Houses

Implement a program to import student data into a database, and then produce class rosters.

$ python import.py characters.csv
$ python roster.py Gryffindor

Lavender Brown, born 1979
Colin Creevey, born 1981
Seamus Finnigan, born 1979
Hermione Jean Granger, born 1979
Neville Longbottom, born 1980
Parvati Patil, born 1979
Harry James Potter, born 1980
Dean Thomas, born 1980
Romilda Vane, born 1981
Ginevra Molly Weasley, born 1981
Ronald Bilius Weasley, born 1980

Getting Started

Here’s how to download this problem into your own CS50 IDE. Log into CS50 IDE and then, in a terminal window, execute each of the below.

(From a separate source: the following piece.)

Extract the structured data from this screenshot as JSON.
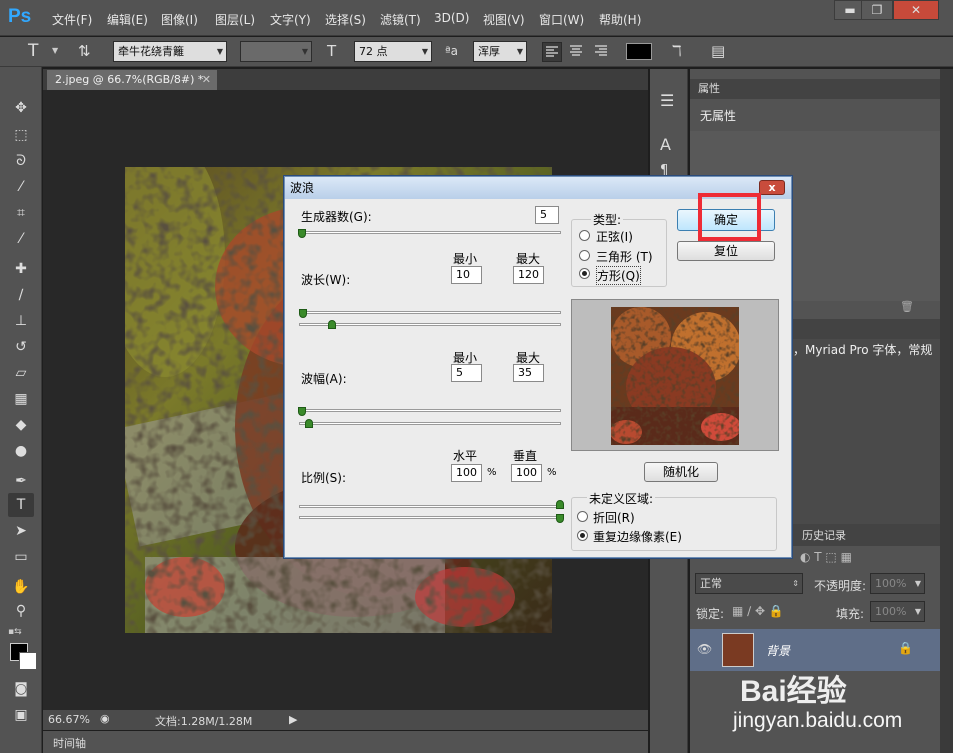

  • Execute cd to ensure that you’re in ~/ (i.e., your home directory, aka ~).
  • If you haven’t already, execute mkdir pset7 to make (i.e., create) a directory called pset7 in your home directory.
  • Execute cd pset7 to change into (i.e., open) that directory.
  • Execute wget https://cdn.cs50.net/2019/fall/psets/7/houses/houses.zip to download a (compressed) ZIP file with this problem’s distribution.
  • Execute unzip houses.zip to uncompress that file.
  • Execute rm houses.zip followed by yes or y to delete that ZIP file.
  • Execute ls. You should see a directory called houses, which was inside of that ZIP file.
  • Execute cd houses to change into that directory.
  • Execute ls. You should see a characters.csv file and a students.db database.

Background

Hogwarts is in need of a student database. For years, the professors have been maintaing a CSV file containing all of the students’ names and houses and years. But that file didn’t make it particularly easy to get access to certain data, such as a roster of all the Ravenclaw students, or an alphabetical listing of the students enrolled at the school.

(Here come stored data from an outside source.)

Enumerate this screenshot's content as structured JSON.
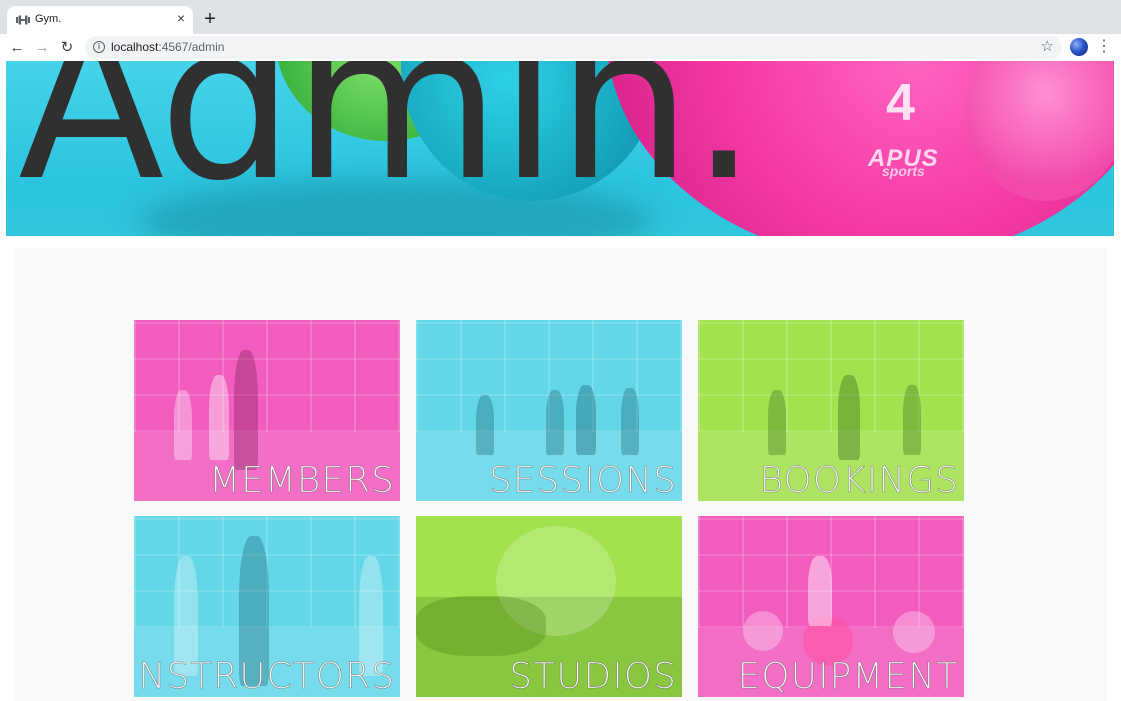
{
  "browser": {
    "tab_title": "Gym.",
    "tab_close": "×",
    "new_tab": "+",
    "url_host": "localhost",
    "url_rest": ":4567/admin",
    "back": "←",
    "forward": "→",
    "reload": "↻",
    "info": "i",
    "star": "☆",
    "menu": "⋮"
  },
  "hero": {
    "title": "Admin.",
    "image_brand_number": "4",
    "image_brand_name": "APUS",
    "image_brand_sub": "sports"
  },
  "tiles": [
    {
      "label": "MEMBERS",
      "color": "#f25cbf"
    },
    {
      "label": "SESSIONS",
      "color": "#63d7e7"
    },
    {
      "label": "BOOKINGS",
      "color": "#a2e24e"
    },
    {
      "label": "INSTRUCTORS",
      "color": "#63d7e7"
    },
    {
      "label": "STUDIOS",
      "color": "#a2e24e"
    },
    {
      "label": "EQUIPMENT",
      "color": "#f25cbf"
    }
  ],
  "colors": {
    "pink": "#f25cbf",
    "cyan": "#63d7e7",
    "lime": "#a2e24e",
    "title_text": "#303030"
  }
}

The challenge ahead of you is to import all of the school’s data into a SQLite database, and write a Python program to query that database to get house rosters for each of the houses of Hogwarts.

Specification

In import.py, write a program that imports data from a CSV spreadsheet.

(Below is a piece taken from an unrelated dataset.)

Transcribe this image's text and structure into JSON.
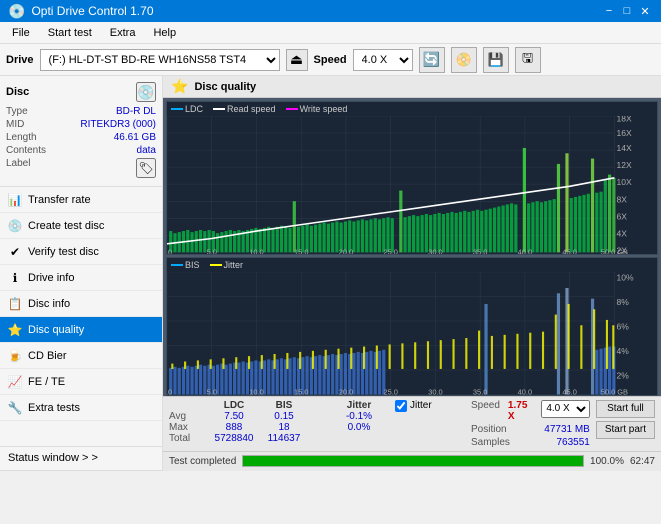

  • Your program should accept the name of a CSV command-line argument.
    • If the incorrect number of command-line arguments are provided, your program should print an error and exit.
    • You may assume that the CSV file will exist, and will have columns name, house, and birth.
  • For each student in the CSV file, insert the student into the students table in the students.db database.
    • While the CSV file provided to you has just a name column, the database has separate columns for first, middle, and last names. You’ll thus want to first parse each name and separate it into first, middle, and last names. You may assume that each person’s name field will contain either two space-separated names (a first and last name) or three space-separated names (a first, middle, and last name). For students without a middle name, you should leave their middle name field as NULL in the table.
    • The table already exists in the database with the appropriate columns, so no need to create a new table!

In roster.py, write a program that prints a list of students for a given house in alphabetical order.

  • Your program should accept the name of a house as a command-line argument.
    • If the incorrect number of command-line arguments are provided, your program should print an error and exit.
  • Your program should query the students table in the students.db database for all of the students in the specified house.
  • Your program should then print out each student’s full name and birth year (formatted as, e.g., Harry James Potter, born 1980 or Luna Lovegood, born 1981).
    • Each student should be printed on their own line.
    • Students should be ordered by last name. For students with the same last name, they should be ordered by first name.

Walkthrough

Usage

Your program should behave per the example below:

$ python import.py characters.csv
$ python roster.py Gryffindor
Hermione Jean Granger, born 1979
Harry James Potter, born 1980
Ginevra Molly Weasley, born 1981
Ronald Bilius Weasley, born 1980
...

Hints

  • Recall that after you’ve imported SQL from cs50, you can set up a database connection using syntax like
db = SQL("sqlite:///students.db")

Then, you can use db.execute to execute SQL queries from inside of your Python script.

  • Recall that when you call db.execute and perform a SELECT query, the return value will be a list of rows that are returned, where each row is represented by a Python dict.

Testing

While check50 is available for this problem, you’re encouraged to instead test your code on your own for each of the following.

$ python import.py characters.csv
$ python roster.py Gryffindor
Lavender Brown, born 1979
Colin Creevey, born 1981
Seamus Finnigan, born 1979
Hermione Jean Granger, born 1979
Neville Longbottom, born 1980
Parvati Patil, born 1979
Harry James Potter, born 1980
Dean Thomas, born 1980
Romilda Vane, born 1981
Ginevra Molly Weasley, born 1981
Ronald Bilius Weasley, born 1980

$ python roster.py Hufflepuff
Hannah Abbott, born 1980
Susan Bones, born 1979
Cedric Diggory, born 1977
Justin Finch-Fletchley, born 1979
Ernest Macmillan, born 1980

$ python roster.py Ravenclaw
Terry Boot, born 1980
Mandy Brocklehurst, born 1979
Cho Chang, born 1979
Penelope Clearwater, born 1976
Michael Corner, born 1979
Roger Davies, born 1978
Marietta Edgecombe, born 1978
Anthony Goldstein, born 1980
Robert Hilliard, born 1974
Luna Lovegood, born 1981
Isobel MacDougal, born 1980
Padma Patil, born 1979
Lisa Turpin, born 1979

$ python roster.py Slytherin
Millicent Bulstrode, born 1979
Vincent Crabbe, born 1979
Tracey Davis, born 1980
Marcus Flint, born 1975
Gregory Goyle, born 1980
Terence Higgs, born 1979
Draco Lucius Malfoy, born 1980
Adelaide Murton, born 1982
Pansy Parkinson, born 1979
Adrian Pucey, born 1977
Blaise Zabini, born 1979

How to Submit

Execute the below, logging in with your GitHub username and password when prompted. For security, you’ll see asterisks (*) instead of the actual characters in your password.

submit50 cs50/problems/2020/spring/houses